Elle entendit la musique avant même d'avoir atteint le palier de son appartement. Un sourire étira son visage alors qu'elle posait sa main sur la poignée de la porte, se figeant pour écouter un instant, pour profiter. Elle savait que dès qu'elle rentrerait, il arrêterait de jouer pour la rejoindre. Le son du piano, de l'autre côté, la transporta vers un autre monde. Leur monde. Un monde où ils étaient seuls, sans les critiques et les regards lourds de sous-entendus et de moqueries qui faisaient leur quotidien. Sa tête bascula en arrière et ses yeux se fermèrent. Elle aimait quand il jouait, parce qu'elle oubliait tout. Instantanément. Elle aimait aussi se perdre dans ses yeux si expressifs qu'il protégeait sous une carapace de froideur, mais qu'il abandonnait dès que leurs regards se croisaient. Et dire qu'elle était la seule. La seule à savoir que derrière son allure de tueur se cachait un musicien aussi doué, aussi sensible. La seule à avoir su briser la carapace de glace qui entourait son cœur. Elle avait eu du mal, mais elle avait réussi. Et elle ne bouderait jamais son plaisir de l'entendre. Quand il finissait ses cours le premier, il allait toujours l'attendre chez elle, pour pouvoir jouer en paix, à l'abri des regards, pour enfin être lui-même et laisser ses mains courir sur les touches du piano.

Ces mains qu'elle avait toujours aimées, quoiqu'elles fassent. Se battre, surtout pour elle, jouer du piano, noircir des pages et des pages de partitions, chasser ses larmes d'un geste, dégager les cheveux couvrant sa nuque pour que ses lèvres s'y posent ou courir sur sa peau si pâle, les doigts fins suivant le tracé bleu des veines révélées par sa pâleur d'albinos, la parcourant sans relâche et sans jamais se lasser.

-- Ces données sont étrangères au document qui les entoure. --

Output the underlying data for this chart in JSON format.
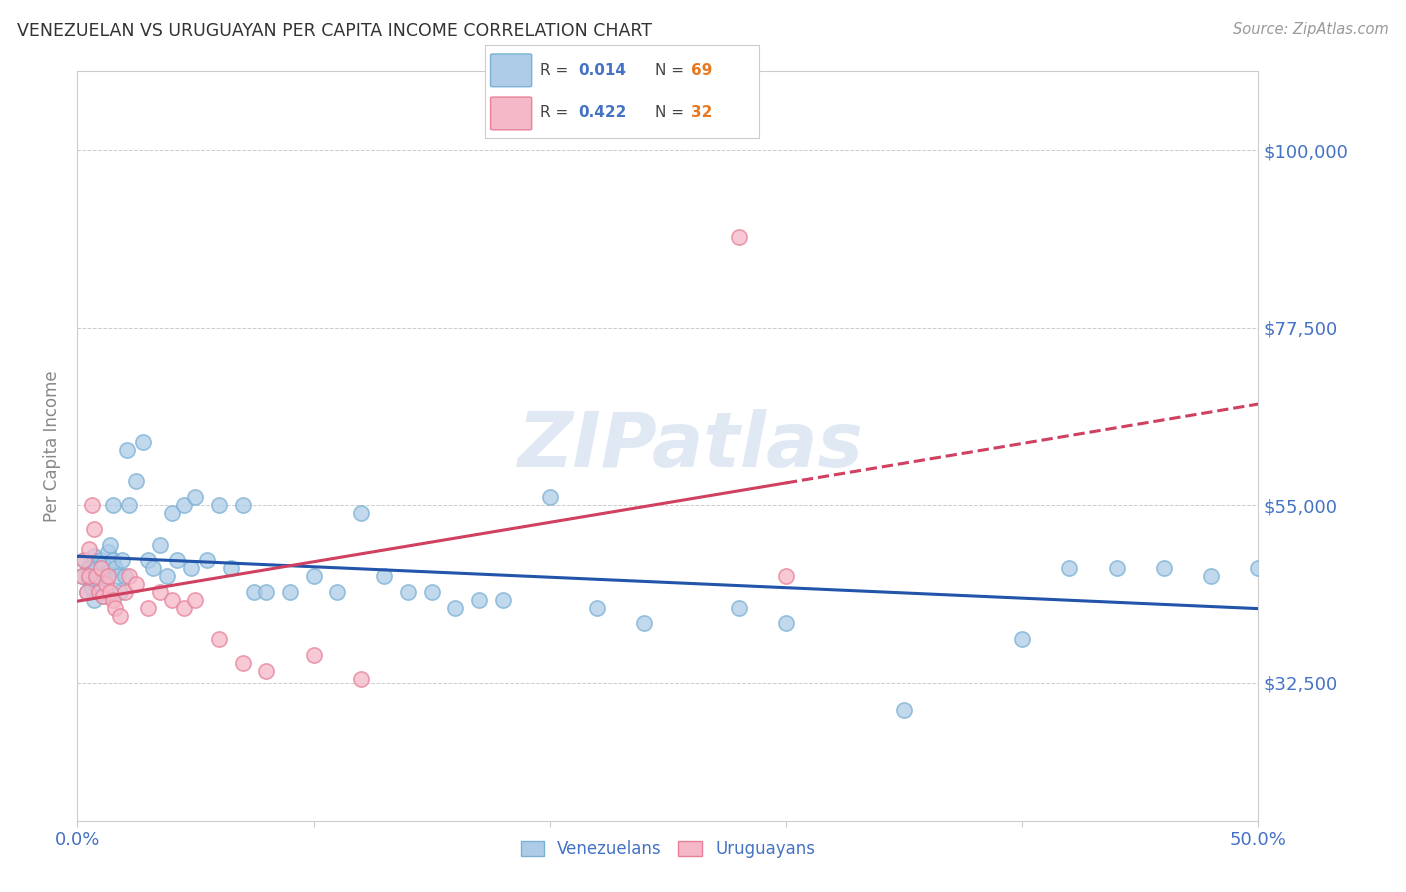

Son front se posa doucement sur le bois de la porte, rejoint par sa main libre. La musique la berçait, si belle, si douce, et elle se laissa un instant aller à rêver. Elle se décida à entrer, déverrouillant silencieusement la porte, et déposa ses affaires dans l'entrée pour rejoindre la petite cuisine. La musique se tut et, très vite, deux bras vinrent enlacer sa taille tandis que sa bouche se posait tendrement dans son cou. Un ronronnement appréciateur monta de la gorge pâle, déclenchant un léger rire en réponse. Elle se retourna et passa sa main dans les cheveux rouges sang, son pouce effleurant le tatouage de la même couleur sur son front. Les yeux cerclés de noir du jeune homme se fermèrent doucement sous la caresse et il appuya un peu plus sa tête contre cette main qu'il aimait. Elle se blottit contre lui et les bras puissants se refermèrent sur elle, l'enfermant dans un cocon protecteur. Elle sentit son menton se poser doucement sur le sommet de sa tête.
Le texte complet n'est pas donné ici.